Opinion|Congress Shouldn’t Need a Crisis to Do Its Job
The tentative deal announced on Monday to increase the total amount the federal government can borrow is necessary, but it shouldn’t be.
Congress already has decided how much money the government can spend, and how much it can raise in taxes. Since the taxes don’t come close to covering the spending, there are only two choices: Authorize more borrowing or force the world’s largest borrower to default on its obligations, most likely causing a financial crisis.
But raising the borrowing limit, known as the debt ceiling, is not enough. Anything short of eliminating the ceiling is legislative malpractice at public expense.
Rather than treating debt ceiling increases as a matter of good housekeeping, politicians have fallen into the habit of flirting with default, engaging in bouts of brinkmanship that culminate in ad hoc deals on borrowing and spending. Congress seems unable to perform its duties unless it is acting under the threat of crisis.
That old show is playing again in Washington. The government hit its borrowing limit of about $22 trillion in March. The Treasury Department can operate at the debt ceiling for a few months through various kinds of legerdemain; officials have said an increase in the debt ceiling won’t be necessary before September. And, as the clock ticks toward midnight, House Democrats and the Trump administration have agreed on a deal to extend the debt limit for roughly two years, along with a broader agreement on federal spending over that period. The deal still requires passage by both houses of Congress and President Trump’s signature.
This is not a good way to run a government.
The debt ceiling was created during World War I, when Congress set aside the practice of approving individual bond issues and authorized the government to borrow up to a specified amount, much like the limit on a credit card.
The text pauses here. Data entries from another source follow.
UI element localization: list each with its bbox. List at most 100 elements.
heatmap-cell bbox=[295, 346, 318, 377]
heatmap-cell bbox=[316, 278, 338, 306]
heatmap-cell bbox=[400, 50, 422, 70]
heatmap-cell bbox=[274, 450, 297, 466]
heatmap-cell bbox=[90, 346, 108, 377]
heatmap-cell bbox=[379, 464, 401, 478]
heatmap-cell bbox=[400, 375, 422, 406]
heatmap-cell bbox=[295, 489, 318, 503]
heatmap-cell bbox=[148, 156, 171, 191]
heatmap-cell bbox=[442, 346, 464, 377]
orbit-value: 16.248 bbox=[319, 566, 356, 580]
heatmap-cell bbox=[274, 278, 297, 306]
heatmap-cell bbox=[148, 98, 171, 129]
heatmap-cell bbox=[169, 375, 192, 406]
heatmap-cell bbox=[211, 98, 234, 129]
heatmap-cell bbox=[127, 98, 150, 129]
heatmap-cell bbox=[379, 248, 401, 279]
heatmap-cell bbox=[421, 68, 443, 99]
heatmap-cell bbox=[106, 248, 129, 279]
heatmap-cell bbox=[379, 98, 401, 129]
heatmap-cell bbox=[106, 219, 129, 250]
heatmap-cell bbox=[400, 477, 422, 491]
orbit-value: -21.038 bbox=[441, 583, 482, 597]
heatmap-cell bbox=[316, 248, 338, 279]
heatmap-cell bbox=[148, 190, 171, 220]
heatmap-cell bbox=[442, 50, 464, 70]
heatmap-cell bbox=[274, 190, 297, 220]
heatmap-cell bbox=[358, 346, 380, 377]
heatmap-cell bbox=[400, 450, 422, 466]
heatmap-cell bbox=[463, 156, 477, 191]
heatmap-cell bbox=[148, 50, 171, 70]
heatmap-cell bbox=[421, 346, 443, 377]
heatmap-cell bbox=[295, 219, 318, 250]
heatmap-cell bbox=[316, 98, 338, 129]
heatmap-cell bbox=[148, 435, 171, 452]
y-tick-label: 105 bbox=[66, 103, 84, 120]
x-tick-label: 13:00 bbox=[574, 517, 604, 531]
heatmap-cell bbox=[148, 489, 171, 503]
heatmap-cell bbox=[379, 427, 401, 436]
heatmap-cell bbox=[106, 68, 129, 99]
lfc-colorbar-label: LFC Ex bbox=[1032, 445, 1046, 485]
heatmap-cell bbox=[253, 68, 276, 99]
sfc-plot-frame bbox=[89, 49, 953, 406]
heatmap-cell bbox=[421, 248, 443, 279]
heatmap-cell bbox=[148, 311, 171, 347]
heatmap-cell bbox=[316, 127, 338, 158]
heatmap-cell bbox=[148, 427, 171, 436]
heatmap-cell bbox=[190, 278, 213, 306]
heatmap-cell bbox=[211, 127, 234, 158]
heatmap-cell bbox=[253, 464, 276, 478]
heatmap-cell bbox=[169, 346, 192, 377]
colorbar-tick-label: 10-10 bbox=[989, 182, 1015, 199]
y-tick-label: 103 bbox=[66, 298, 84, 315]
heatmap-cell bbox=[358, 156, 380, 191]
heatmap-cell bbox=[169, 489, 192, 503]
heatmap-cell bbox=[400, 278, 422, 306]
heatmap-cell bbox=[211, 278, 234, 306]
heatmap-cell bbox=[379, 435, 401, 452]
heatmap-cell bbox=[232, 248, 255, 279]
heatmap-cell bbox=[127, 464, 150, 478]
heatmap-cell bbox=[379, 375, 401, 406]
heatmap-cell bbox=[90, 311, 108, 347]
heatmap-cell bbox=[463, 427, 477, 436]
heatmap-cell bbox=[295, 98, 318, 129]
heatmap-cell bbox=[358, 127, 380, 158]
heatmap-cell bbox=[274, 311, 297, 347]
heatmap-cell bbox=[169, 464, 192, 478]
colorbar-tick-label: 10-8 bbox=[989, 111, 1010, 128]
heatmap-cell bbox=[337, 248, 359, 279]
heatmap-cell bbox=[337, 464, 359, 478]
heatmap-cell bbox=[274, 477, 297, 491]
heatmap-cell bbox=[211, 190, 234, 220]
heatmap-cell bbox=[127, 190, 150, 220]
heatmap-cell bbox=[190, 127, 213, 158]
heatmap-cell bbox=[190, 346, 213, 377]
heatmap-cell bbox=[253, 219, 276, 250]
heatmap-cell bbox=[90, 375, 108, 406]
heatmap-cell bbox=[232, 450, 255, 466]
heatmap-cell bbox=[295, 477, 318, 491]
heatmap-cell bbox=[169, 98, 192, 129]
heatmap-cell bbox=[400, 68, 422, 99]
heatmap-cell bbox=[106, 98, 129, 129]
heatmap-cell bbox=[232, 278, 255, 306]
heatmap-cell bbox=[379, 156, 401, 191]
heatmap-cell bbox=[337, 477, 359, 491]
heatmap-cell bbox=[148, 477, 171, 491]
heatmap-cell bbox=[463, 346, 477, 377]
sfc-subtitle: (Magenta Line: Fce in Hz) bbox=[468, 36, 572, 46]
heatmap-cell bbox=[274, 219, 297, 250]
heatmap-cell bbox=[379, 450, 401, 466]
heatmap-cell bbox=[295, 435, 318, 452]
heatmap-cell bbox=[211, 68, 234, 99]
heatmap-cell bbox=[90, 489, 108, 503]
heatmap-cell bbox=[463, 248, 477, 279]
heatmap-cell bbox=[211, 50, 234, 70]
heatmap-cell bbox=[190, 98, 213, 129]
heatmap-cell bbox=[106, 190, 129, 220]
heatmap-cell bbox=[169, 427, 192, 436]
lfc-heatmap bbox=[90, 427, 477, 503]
Fans of the debt ceiling say that it encourages Congress to maintain fiscal discipline. Since at least the Eisenhower administration, fiscal conservatives have tried to use debt ceiling votes to constrain spending. They have won some short-term victories, most recently in a 2011 deal imposing a schedule of automatic spending cuts known as sequestration — an ill-timed turn toward austerity that slowed the economic recovery from the 2008 recession, imposing needless pain on millions of Americans.
But the debt ceiling has failed as a long-term check on spending. The latest debt ceiling deal completes the reversal of the 2011 spending cuts.
The deal embodies Congress’s longstanding approach to fiscal policy, in which the sacrifices largely consist in letting others have what they want. Democrats agreed to increase military spending; Republicans agreed to increase spending on domestic programs. In total, the deal would authorize about $320 billion in new federal spending, mostly paid with new debt.
Taxation is rarely even mentioned during debt ceiling negotiations. That’s a problem because reckless tax cuts, most recently in 2017, are a big reason that the federal government keeps hitting its borrowing limit. Federal spending declined as a share of the nation’s economic output during the first two years of the Trump administration. Federal revenue as a share of output declined more sharply.
The debt ceiling is simply the wrong tool for encouraging fiscal discipline. Debates about taxing and spending should be conducted as debates about taxing and spending. Eliminating the debt ceiling also would not make it easier to spend money. As The Times’s editorial board wrote in 1961, in the first of what has become a series of pleas to end a bad law, “Congress’ constitutional power over the Federal purse would not be impaired by such a move, nor would carefree spending be licensed. The power and the license rest, and will continue to rest, in how Congress acts on substantive governmental programs.”
Brinkmanship is also expensive. The United States government is able to borrow at very low interest rates because Treasury securities are regarded as very safe investments. Any glimmer of a hint that repayment might not be full and timely comes at the expense of taxpayers, because investors deal with fear by demanding higher rates.
A debt ceiling standoff in 1979 briefly delayed some interest payments on federal debt. A study found that the government had to pay a premium of 0.6 percentage points in the aftermath — which cost it about $6 billion a year.
The 2011 debt limit standoff raised government borrowing costs by an estimated $1.3 billion in that fiscal year alone, according to the Government Accountability Office. The G.A.O. estimates that an increase of even a tenth of a percentage point in the current average interest rate on the federal debt would cost $182 billion over the next decade.
Congressional Democrats in the 1980s sought to obviate the debt ceiling by making increases a part of the budget process. The current crop of House Democrats has revived the concept. It’s a reasonable approach in theory, but it requires Congress to pass budgets.
A bill to eliminate the debt ceiling, introduced by Senator Michael Bennet of Colorado, is a better approach. The current system has no apparent benefits, regular costs and the real possibility that it will cause a disaster. The stakes in federal budget debates are high enough. It’s time to eliminate the risk that those fights will cause a financial crisis.